The neocloud structure underlying IREN’s model is straightforward: build dedicated capacity, sign long-term contracts with one or two anchor customers such as Microsoft, and finance GPU acquisition through a mix of vendor financing, equipment leasing, and equity. Meta’s $21 billion add-on with CoreWeave is the largest example of an anchor-tenant deal in this shape, and CoreWeave’s multi-year Anthropic agreement is another. The pattern is now established enough that public investors price these companies on contracted capacity rather than traditional cloud revenue multiples.

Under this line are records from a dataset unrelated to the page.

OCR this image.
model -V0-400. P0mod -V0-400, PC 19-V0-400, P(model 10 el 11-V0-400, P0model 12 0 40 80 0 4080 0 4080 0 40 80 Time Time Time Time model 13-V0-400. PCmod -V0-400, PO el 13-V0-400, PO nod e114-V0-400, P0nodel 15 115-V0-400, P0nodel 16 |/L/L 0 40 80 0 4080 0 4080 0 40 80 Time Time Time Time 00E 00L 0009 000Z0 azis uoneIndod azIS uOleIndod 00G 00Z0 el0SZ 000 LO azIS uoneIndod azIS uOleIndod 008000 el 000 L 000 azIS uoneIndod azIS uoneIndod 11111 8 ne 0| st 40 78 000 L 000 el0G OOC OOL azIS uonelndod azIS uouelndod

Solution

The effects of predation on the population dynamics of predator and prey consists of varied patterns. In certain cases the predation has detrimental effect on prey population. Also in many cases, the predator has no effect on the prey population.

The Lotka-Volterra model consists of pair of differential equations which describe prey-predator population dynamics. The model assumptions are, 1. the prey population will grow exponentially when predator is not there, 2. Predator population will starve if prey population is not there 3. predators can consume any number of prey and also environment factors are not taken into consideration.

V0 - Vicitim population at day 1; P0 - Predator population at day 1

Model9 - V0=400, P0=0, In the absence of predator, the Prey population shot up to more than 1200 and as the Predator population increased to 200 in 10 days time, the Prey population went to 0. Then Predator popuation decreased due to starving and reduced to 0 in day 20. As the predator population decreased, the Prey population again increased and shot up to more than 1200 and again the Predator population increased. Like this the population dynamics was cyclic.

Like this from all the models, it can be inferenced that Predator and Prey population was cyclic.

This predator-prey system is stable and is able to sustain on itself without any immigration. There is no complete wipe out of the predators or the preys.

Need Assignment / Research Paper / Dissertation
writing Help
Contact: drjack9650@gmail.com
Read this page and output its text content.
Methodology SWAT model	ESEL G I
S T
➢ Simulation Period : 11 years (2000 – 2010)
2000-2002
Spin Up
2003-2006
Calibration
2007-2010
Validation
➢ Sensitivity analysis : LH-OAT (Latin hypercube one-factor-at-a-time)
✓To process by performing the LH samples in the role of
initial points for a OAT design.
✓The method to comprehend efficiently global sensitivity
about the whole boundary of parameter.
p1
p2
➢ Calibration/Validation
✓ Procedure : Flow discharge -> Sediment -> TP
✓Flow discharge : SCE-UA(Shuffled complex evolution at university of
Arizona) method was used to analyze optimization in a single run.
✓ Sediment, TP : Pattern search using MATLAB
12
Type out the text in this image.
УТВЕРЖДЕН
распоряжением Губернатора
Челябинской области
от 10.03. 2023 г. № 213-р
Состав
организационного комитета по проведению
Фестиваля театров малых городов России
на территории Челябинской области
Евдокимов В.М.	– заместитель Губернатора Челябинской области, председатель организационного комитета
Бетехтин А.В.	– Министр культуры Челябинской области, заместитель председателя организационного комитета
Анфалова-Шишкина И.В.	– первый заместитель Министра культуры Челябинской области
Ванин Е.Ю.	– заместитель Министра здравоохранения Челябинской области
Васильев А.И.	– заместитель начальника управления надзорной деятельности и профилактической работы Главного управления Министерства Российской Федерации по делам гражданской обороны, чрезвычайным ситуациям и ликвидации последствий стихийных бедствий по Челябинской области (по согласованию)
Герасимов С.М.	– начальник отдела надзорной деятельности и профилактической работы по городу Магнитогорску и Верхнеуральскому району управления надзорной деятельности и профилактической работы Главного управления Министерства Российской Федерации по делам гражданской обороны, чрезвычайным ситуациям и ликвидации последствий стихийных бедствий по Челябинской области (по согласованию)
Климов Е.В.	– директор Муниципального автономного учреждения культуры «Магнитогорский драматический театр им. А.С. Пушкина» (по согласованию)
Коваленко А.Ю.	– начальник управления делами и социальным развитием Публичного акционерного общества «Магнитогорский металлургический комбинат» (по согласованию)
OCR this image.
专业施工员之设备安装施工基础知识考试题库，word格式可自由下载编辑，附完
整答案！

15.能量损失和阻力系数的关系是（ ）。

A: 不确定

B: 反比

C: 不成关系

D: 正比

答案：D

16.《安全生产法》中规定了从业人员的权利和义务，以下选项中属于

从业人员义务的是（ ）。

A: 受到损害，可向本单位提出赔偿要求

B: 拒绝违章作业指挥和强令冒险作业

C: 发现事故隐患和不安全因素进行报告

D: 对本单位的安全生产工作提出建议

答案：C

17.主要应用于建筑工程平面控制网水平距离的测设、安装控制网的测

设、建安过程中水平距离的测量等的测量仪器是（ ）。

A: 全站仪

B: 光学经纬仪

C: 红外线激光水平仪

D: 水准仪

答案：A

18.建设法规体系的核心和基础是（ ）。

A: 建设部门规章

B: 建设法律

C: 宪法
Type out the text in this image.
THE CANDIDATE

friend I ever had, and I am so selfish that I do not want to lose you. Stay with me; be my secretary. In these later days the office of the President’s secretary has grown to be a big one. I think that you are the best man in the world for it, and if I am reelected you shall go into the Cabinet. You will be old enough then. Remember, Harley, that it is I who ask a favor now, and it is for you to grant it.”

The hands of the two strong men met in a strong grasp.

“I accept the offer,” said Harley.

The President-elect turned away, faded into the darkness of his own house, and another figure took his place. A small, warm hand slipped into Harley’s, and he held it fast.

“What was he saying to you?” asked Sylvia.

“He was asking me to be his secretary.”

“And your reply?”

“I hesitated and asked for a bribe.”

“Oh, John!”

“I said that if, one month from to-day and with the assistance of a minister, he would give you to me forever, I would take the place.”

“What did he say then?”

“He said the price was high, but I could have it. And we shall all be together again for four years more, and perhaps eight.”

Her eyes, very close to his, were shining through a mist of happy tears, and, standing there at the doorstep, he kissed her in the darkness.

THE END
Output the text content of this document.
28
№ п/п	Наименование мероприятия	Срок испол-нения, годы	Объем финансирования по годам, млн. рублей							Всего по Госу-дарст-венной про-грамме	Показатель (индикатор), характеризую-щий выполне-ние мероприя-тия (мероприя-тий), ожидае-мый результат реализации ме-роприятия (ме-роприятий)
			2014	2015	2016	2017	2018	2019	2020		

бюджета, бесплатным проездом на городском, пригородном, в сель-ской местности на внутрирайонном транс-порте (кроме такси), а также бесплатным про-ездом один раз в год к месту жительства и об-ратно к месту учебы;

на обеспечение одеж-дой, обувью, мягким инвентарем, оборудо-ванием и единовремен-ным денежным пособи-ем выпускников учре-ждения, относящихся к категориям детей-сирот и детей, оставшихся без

NVIDIA’s role in these structures has grown more direct over time. Instead of just selling GPUs, the company increasingly takes warrants or equity in buyers. This lets it share in the operating upside and ensures that capacity dedicated to its silicon stays priced and serviced as NVIDIA prefers. The IREN deal extends that approach into a public-company partnership rather than private financing.
The arithmetic that has to work revolves around 5GW, but the binding constraints are timing rather than capital. Substation interconnects, transformer lead times, GPU shipment schedules, and renewable power purchase agreements all operate on multi-year cycles that cannot be compressed. The Sweetwater campus, being closest to operational readiness, will absorb most of the early NVIDIA-IREN co-investment. Beyond that, the partnership functions as a framework rather than a fixed build plan, with future deployments conditional on demand and the regulatory and supply environment. This echoes Nscale’s Portugal expansion alongside Microsoft, where the build-out timeline trails the headline capacity number by years.
The risk for IREN is execution: turning grid rights and announcements into operational gigawatts at price points that anchor customers will accept. The risk for NVIDIA is concentration. The chipmaker is now equity-exposed to multiple customers in the same arc. If AI demand normalizes or shifts toward in-house silicon at hyperscalers, those positions could revalue downward. For now, the demand signal points the other way, and NVIDIA is placing its bet.